Filtering by Argument
When the same command runs with different arguments — like deleting different notes in a list — you can filter the state to a specific invocation:
// In a list item widget
final deleteState = ref.notesProvider.deleteNoteCommand.watch();
// Only show spinner for THIS note being deleted
final isDeleting = deleteState
.whereArg((arg) => arg.id == note.id)
?.isLoading ?? false;
return ListTile(
title: Text(note.title),
trailing: isDeleting
? const SizedBox(
width: 20,
height: 20,
child: CircularProgressIndicator(strokeWidth: 2),
)
: IconButton(
icon: const Icon(Icons.delete),
onPressed: () {
ref.notesProvider.deleteNoteCommand.run(id: note.id);
},
),
);
.whereArg() returns null if the current state doesn't match the filter, so use ?. to safely chain calls.
Concurrency Control
What happens when a user taps "Save" twice, or types fast in a search field? Use concurrency annotations to control this.
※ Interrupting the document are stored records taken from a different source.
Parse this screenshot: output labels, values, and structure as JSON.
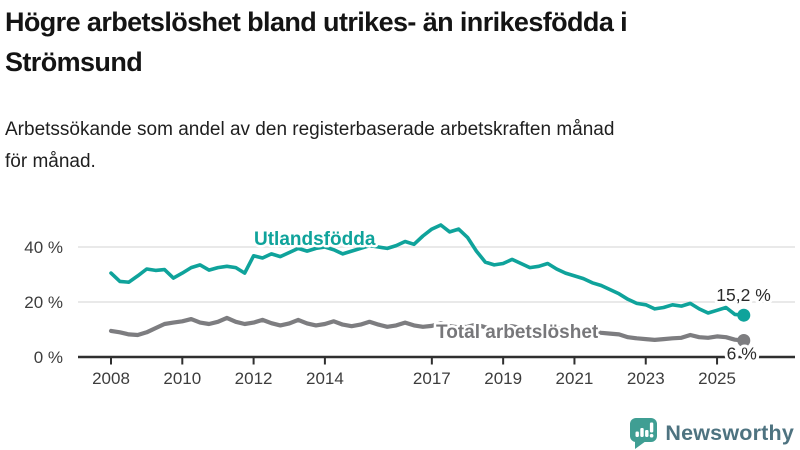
{
  "header": {
    "title": "Högre arbetslöshet bland utrikes- än inrikesfödda i Strömsund",
    "title_lines": [
      "Högre arbetslöshet bland utrikes- än inrikesfödda i",
      "Strömsund"
    ],
    "subtitle": "Arbetssökande som andel av den registerbaserade arbetskraften månad för månad.",
    "subtitle_lines": [
      "Arbetssökande som andel av den registerbaserade arbetskraften månad",
      "för månad."
    ]
  },
  "footer": {
    "brand": "Newsworthy",
    "logo_icon": "newsworthy-speech-bubble-bar-chart-icon"
  },
  "colors": {
    "series_teal": "#0FA39B",
    "series_gray": "#7D7D80",
    "grid": "#E2E2E2",
    "axis": "#2F2F2F",
    "annotation_text": "#2B2B2B",
    "logo_teal": "#3F9E93",
    "brand_text": "#4E7380"
  },
  "chart_data": {
    "type": "line",
    "xlabel": "",
    "ylabel": "",
    "unit": "%",
    "x_ticks": [
      2008,
      2010,
      2012,
      2014,
      2017,
      2019,
      2021,
      2023,
      2025
    ],
    "y_ticks": [
      {
        "value": 0,
        "label": "0 %"
      },
      {
        "value": 20,
        "label": "20 %"
      },
      {
        "value": 40,
        "label": "40 %"
      }
    ],
    "xlim": [
      2007.8,
      2026.2
    ],
    "ylim": [
      0,
      52
    ],
    "grid": "horizontal",
    "legend_position": "inline-labels",
    "series": [
      {
        "name": "Utlandsfödda",
        "color": "#0FA39B",
        "end_label": "15,2 %",
        "end_value": 15.2,
        "points": [
          [
            2008,
            30.5
          ],
          [
            2008.25,
            27.5
          ],
          [
            2008.5,
            27.2
          ],
          [
            2008.75,
            29.5
          ],
          [
            2009,
            32
          ],
          [
            2009.25,
            31.5
          ],
          [
            2009.5,
            31.8
          ],
          [
            2009.75,
            28.7
          ],
          [
            2010,
            30.5
          ],
          [
            2010.25,
            32.5
          ],
          [
            2010.5,
            33.5
          ],
          [
            2010.75,
            31.6
          ],
          [
            2011,
            32.5
          ],
          [
            2011.25,
            33
          ],
          [
            2011.5,
            32.5
          ],
          [
            2011.75,
            30.5
          ],
          [
            2012,
            36.8
          ],
          [
            2012.25,
            36
          ],
          [
            2012.5,
            37.5
          ],
          [
            2012.75,
            36.5
          ],
          [
            2013,
            38
          ],
          [
            2013.25,
            39.5
          ],
          [
            2013.5,
            38.5
          ],
          [
            2013.75,
            39.5
          ],
          [
            2014,
            40
          ],
          [
            2014.25,
            39
          ],
          [
            2014.5,
            37.5
          ],
          [
            2014.75,
            38.5
          ],
          [
            2015,
            39.5
          ],
          [
            2015.25,
            40.5
          ],
          [
            2015.5,
            40
          ],
          [
            2015.75,
            39.5
          ],
          [
            2016,
            40.5
          ],
          [
            2016.25,
            42
          ],
          [
            2016.5,
            41
          ],
          [
            2016.75,
            44
          ],
          [
            2017,
            46.5
          ],
          [
            2017.25,
            48
          ],
          [
            2017.5,
            45.5
          ],
          [
            2017.75,
            46.5
          ],
          [
            2018,
            43.5
          ],
          [
            2018.25,
            38.5
          ],
          [
            2018.5,
            34.5
          ],
          [
            2018.75,
            33.5
          ],
          [
            2019,
            34
          ],
          [
            2019.25,
            35.5
          ],
          [
            2019.5,
            34
          ],
          [
            2019.75,
            32.5
          ],
          [
            2020,
            33
          ],
          [
            2020.25,
            34
          ],
          [
            2020.5,
            32
          ],
          [
            2020.75,
            30.5
          ],
          [
            2021,
            29.5
          ],
          [
            2021.25,
            28.5
          ],
          [
            2021.5,
            27
          ],
          [
            2021.75,
            26
          ],
          [
            2022,
            24.5
          ],
          [
            2022.25,
            23
          ],
          [
            2022.5,
            21
          ],
          [
            2022.75,
            19.5
          ],
          [
            2023,
            19
          ],
          [
            2023.25,
            17.5
          ],
          [
            2023.5,
            18
          ],
          [
            2023.75,
            19
          ],
          [
            2024,
            18.5
          ],
          [
            2024.25,
            19.5
          ],
          [
            2024.5,
            17.5
          ],
          [
            2024.75,
            16
          ],
          [
            2025,
            17
          ],
          [
            2025.25,
            18
          ],
          [
            2025.5,
            15.5
          ],
          [
            2025.75,
            15.2
          ]
        ]
      },
      {
        "name": "Total arbetslöshet",
        "color": "#7D7D80",
        "end_label": "6 %",
        "end_value": 6.0,
        "points": [
          [
            2008,
            9.5
          ],
          [
            2008.25,
            9
          ],
          [
            2008.5,
            8.2
          ],
          [
            2008.75,
            8
          ],
          [
            2009,
            9
          ],
          [
            2009.25,
            10.5
          ],
          [
            2009.5,
            12
          ],
          [
            2009.75,
            12.5
          ],
          [
            2010,
            13
          ],
          [
            2010.25,
            13.8
          ],
          [
            2010.5,
            12.5
          ],
          [
            2010.75,
            12
          ],
          [
            2011,
            12.8
          ],
          [
            2011.25,
            14.2
          ],
          [
            2011.5,
            12.8
          ],
          [
            2011.75,
            12
          ],
          [
            2012,
            12.5
          ],
          [
            2012.25,
            13.5
          ],
          [
            2012.5,
            12.3
          ],
          [
            2012.75,
            11.5
          ],
          [
            2013,
            12.2
          ],
          [
            2013.25,
            13.5
          ],
          [
            2013.5,
            12.2
          ],
          [
            2013.75,
            11.5
          ],
          [
            2014,
            12
          ],
          [
            2014.25,
            13
          ],
          [
            2014.5,
            11.8
          ],
          [
            2014.75,
            11.2
          ],
          [
            2015,
            11.8
          ],
          [
            2015.25,
            12.8
          ],
          [
            2015.5,
            11.8
          ],
          [
            2015.75,
            11
          ],
          [
            2016,
            11.5
          ],
          [
            2016.25,
            12.5
          ],
          [
            2016.5,
            11.5
          ],
          [
            2016.75,
            11
          ],
          [
            2017,
            11.3
          ],
          [
            2017.25,
            12.2
          ],
          [
            2017.5,
            11.2
          ],
          [
            2017.75,
            10.8
          ],
          [
            2018,
            11
          ],
          [
            2018.25,
            11.8
          ],
          [
            2018.5,
            10.8
          ],
          [
            2018.75,
            10.2
          ],
          [
            2019,
            10.5
          ],
          [
            2019.25,
            11.2
          ],
          [
            2019.5,
            10.5
          ],
          [
            2019.75,
            10
          ],
          [
            2020,
            10.3
          ],
          [
            2020.25,
            11
          ],
          [
            2020.5,
            10.5
          ],
          [
            2020.75,
            10
          ],
          [
            2021,
            9.8
          ],
          [
            2021.25,
            10.2
          ],
          [
            2021.5,
            9.2
          ],
          [
            2021.75,
            8.8
          ],
          [
            2022,
            8.5
          ],
          [
            2022.25,
            8.2
          ],
          [
            2022.5,
            7.2
          ],
          [
            2022.75,
            6.8
          ],
          [
            2023,
            6.5
          ],
          [
            2023.25,
            6.2
          ],
          [
            2023.5,
            6.5
          ],
          [
            2023.75,
            6.8
          ],
          [
            2024,
            7
          ],
          [
            2024.25,
            8
          ],
          [
            2024.5,
            7.2
          ],
          [
            2024.75,
            7
          ],
          [
            2025,
            7.5
          ],
          [
            2025.25,
            7.2
          ],
          [
            2025.5,
            6.3
          ],
          [
            2025.75,
            6
          ]
        ]
      }
    ]
  }
}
The idea is inspired by bloc_concurrency.
| Annotation | Behavior |
|---|---|
@droppable | Ignores new calls while busy |
@restartable | Cancels the current execution, starts the new one |
@sequential | Queues calls, processes one at a time |
@concurrent | Allows multiple simultaneous executions |
@droppable — Ignore duplicate calls
User taps "Submit" twice — the second tap is ignored while the first is still running.
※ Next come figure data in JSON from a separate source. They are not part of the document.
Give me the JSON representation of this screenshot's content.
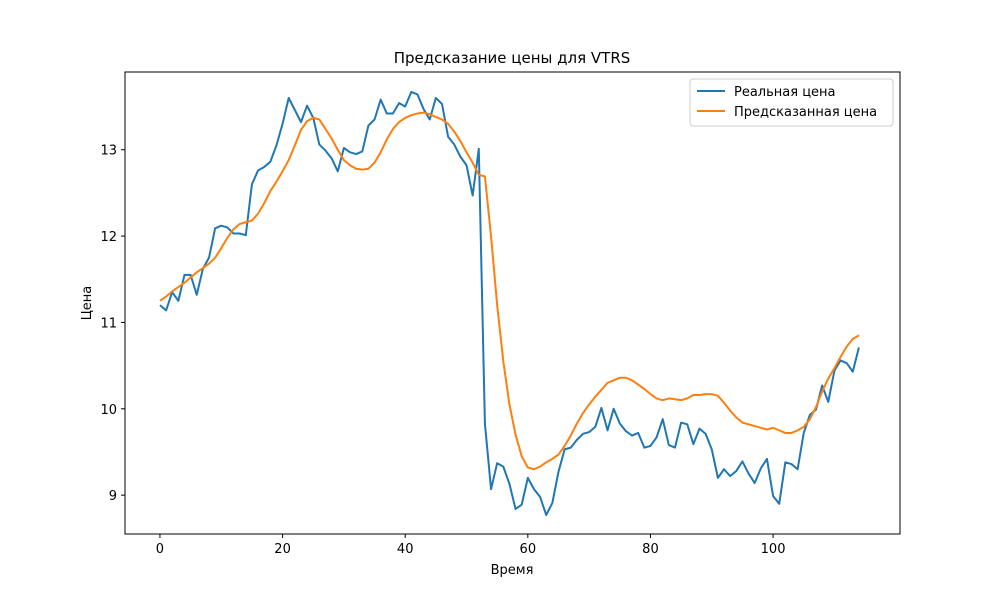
{
  "chart_data": {
    "type": "line",
    "title": "Предсказание цены для VTRS",
    "xlabel": "Время",
    "ylabel": "Цена",
    "xlim": [
      -5.7,
      120.7
    ],
    "ylim": [
      8.55,
      13.9
    ],
    "xticks": [
      0,
      20,
      40,
      60,
      80,
      100
    ],
    "yticks": [
      9,
      10,
      11,
      12,
      13
    ],
    "grid": false,
    "legend_position": "top-right",
    "series": [
      {
        "name": "Реальная цена",
        "color": "#1f77b4",
        "values": [
          11.2,
          11.14,
          11.35,
          11.25,
          11.55,
          11.55,
          11.32,
          11.62,
          11.75,
          12.09,
          12.12,
          12.1,
          12.03,
          12.03,
          12.01,
          12.6,
          12.76,
          12.8,
          12.86,
          13.05,
          13.3,
          13.6,
          13.46,
          13.32,
          13.51,
          13.37,
          13.06,
          12.99,
          12.9,
          12.75,
          13.02,
          12.97,
          12.95,
          12.98,
          13.28,
          13.35,
          13.58,
          13.42,
          13.42,
          13.54,
          13.5,
          13.67,
          13.64,
          13.47,
          13.35,
          13.6,
          13.53,
          13.15,
          13.06,
          12.92,
          12.82,
          12.47,
          13.01,
          9.83,
          9.07,
          9.37,
          9.33,
          9.13,
          8.84,
          8.89,
          9.2,
          9.07,
          8.98,
          8.77,
          8.91,
          9.27,
          9.53,
          9.55,
          9.64,
          9.71,
          9.73,
          9.79,
          10.01,
          9.75,
          10.0,
          9.83,
          9.74,
          9.69,
          9.72,
          9.55,
          9.57,
          9.67,
          9.88,
          9.58,
          9.55,
          9.84,
          9.82,
          9.59,
          9.77,
          9.71,
          9.53,
          9.2,
          9.3,
          9.22,
          9.28,
          9.39,
          9.25,
          9.14,
          9.31,
          9.42,
          8.99,
          8.9,
          9.38,
          9.36,
          9.3,
          9.72,
          9.93,
          9.99,
          10.27,
          10.08,
          10.44,
          10.56,
          10.53,
          10.43,
          10.71
        ]
      },
      {
        "name": "Предсказанная цена",
        "color": "#ff7f0e",
        "values": [
          11.25,
          11.3,
          11.36,
          11.41,
          11.46,
          11.52,
          11.58,
          11.63,
          11.68,
          11.75,
          11.86,
          11.98,
          12.08,
          12.14,
          12.16,
          12.18,
          12.26,
          12.38,
          12.52,
          12.63,
          12.75,
          12.88,
          13.05,
          13.23,
          13.33,
          13.37,
          13.35,
          13.24,
          13.13,
          13.0,
          12.88,
          12.82,
          12.78,
          12.77,
          12.78,
          12.85,
          12.97,
          13.12,
          13.24,
          13.32,
          13.37,
          13.4,
          13.42,
          13.43,
          13.41,
          13.38,
          13.35,
          13.3,
          13.21,
          13.1,
          12.97,
          12.85,
          12.71,
          12.69,
          12.0,
          11.2,
          10.55,
          10.05,
          9.7,
          9.45,
          9.32,
          9.3,
          9.33,
          9.38,
          9.42,
          9.47,
          9.57,
          9.69,
          9.83,
          9.95,
          10.05,
          10.14,
          10.22,
          10.3,
          10.33,
          10.36,
          10.36,
          10.33,
          10.28,
          10.23,
          10.17,
          10.12,
          10.1,
          10.12,
          10.11,
          10.1,
          10.12,
          10.16,
          10.16,
          10.17,
          10.17,
          10.15,
          10.07,
          9.98,
          9.9,
          9.84,
          9.82,
          9.8,
          9.78,
          9.76,
          9.78,
          9.75,
          9.72,
          9.72,
          9.75,
          9.79,
          9.88,
          10.02,
          10.2,
          10.35,
          10.47,
          10.6,
          10.72,
          10.81,
          10.85
        ]
      }
    ]
  }
}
Future<void> saveNote(Ref ref, {required String title, required String body}) async {
await http.post(
Uri.parse('https://api.example.com/notes'),
body: jsonEncode({'title': title, 'body': body}),
);
}
@restartable — Cancel and restart
User types in a search field — each keystroke cancels the previous search and starts a new one.
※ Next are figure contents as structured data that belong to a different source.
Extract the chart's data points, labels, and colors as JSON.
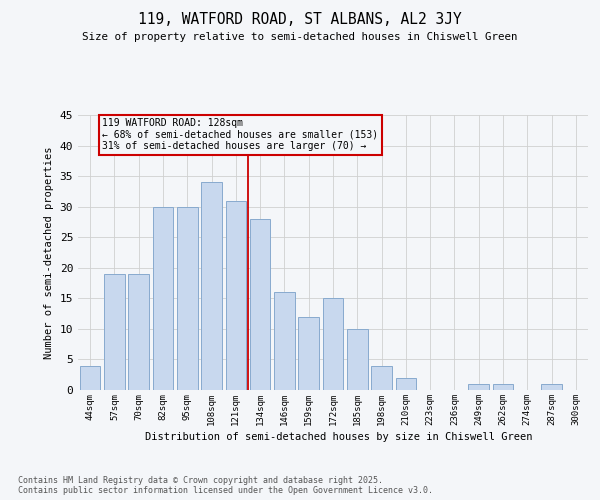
{
  "title": "119, WATFORD ROAD, ST ALBANS, AL2 3JY",
  "subtitle": "Size of property relative to semi-detached houses in Chiswell Green",
  "xlabel": "Distribution of semi-detached houses by size in Chiswell Green",
  "ylabel": "Number of semi-detached properties",
  "categories": [
    "44sqm",
    "57sqm",
    "70sqm",
    "82sqm",
    "95sqm",
    "108sqm",
    "121sqm",
    "134sqm",
    "146sqm",
    "159sqm",
    "172sqm",
    "185sqm",
    "198sqm",
    "210sqm",
    "223sqm",
    "236sqm",
    "249sqm",
    "262sqm",
    "274sqm",
    "287sqm",
    "300sqm"
  ],
  "values": [
    4,
    19,
    19,
    30,
    30,
    34,
    31,
    28,
    16,
    12,
    15,
    10,
    4,
    2,
    0,
    0,
    1,
    1,
    0,
    1,
    0
  ],
  "bar_color": "#c8d8ee",
  "bar_edge_color": "#88aace",
  "vline_bin_index": 7,
  "vline_color": "#cc0000",
  "annotation_title": "119 WATFORD ROAD: 128sqm",
  "annotation_line1": "← 68% of semi-detached houses are smaller (153)",
  "annotation_line2": "31% of semi-detached houses are larger (70) →",
  "annotation_box_color": "#cc0000",
  "ylim": [
    0,
    45
  ],
  "yticks": [
    0,
    5,
    10,
    15,
    20,
    25,
    30,
    35,
    40,
    45
  ],
  "background_color": "#f4f6f9",
  "plot_bg_color": "#f4f6f9",
  "grid_color": "#d0d0d0",
  "footer_line1": "Contains HM Land Registry data © Crown copyright and database right 2025.",
  "footer_line2": "Contains public sector information licensed under the Open Government Licence v3.0."
}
Future<List<Note>> search(Ref ref, {required String query}) async {
final response = await http.get(
Uri.parse('https://api.example.com/notes/search?q=$query'),
);
return (jsonDecode(response.body) as List)
.map((e) => Note.fromJson(e))
.toList();
}
Most use cases only need @droppable — it prevents duplicate executions when a user taps a button multiple times. It is also the default behavior, so if you don't add any concurrency annotation, your command automatically behaves as @droppable. Use @restartable when you want the latest call to always win, like search-as-you-type.
Retry and Reset
// Retry the last failed execution with the same arguments
ref.notesProvider.addNoteCommand.retry();
// Reset back to init state
ref.notesProvider.addNoteCommand.reset();
.retry()re-executes the last failed call with the same arguments. Useful for "Try again" buttons..reset()returns the command toinitstate. Use it after a successful operation when you want the command ready for reuse.
How does a command reset to idle?
The state stays at data or error until you explicitly call .reset() or trigger a new .run(). This is intentional — it prevents accidental state loss. You always know when the state will change.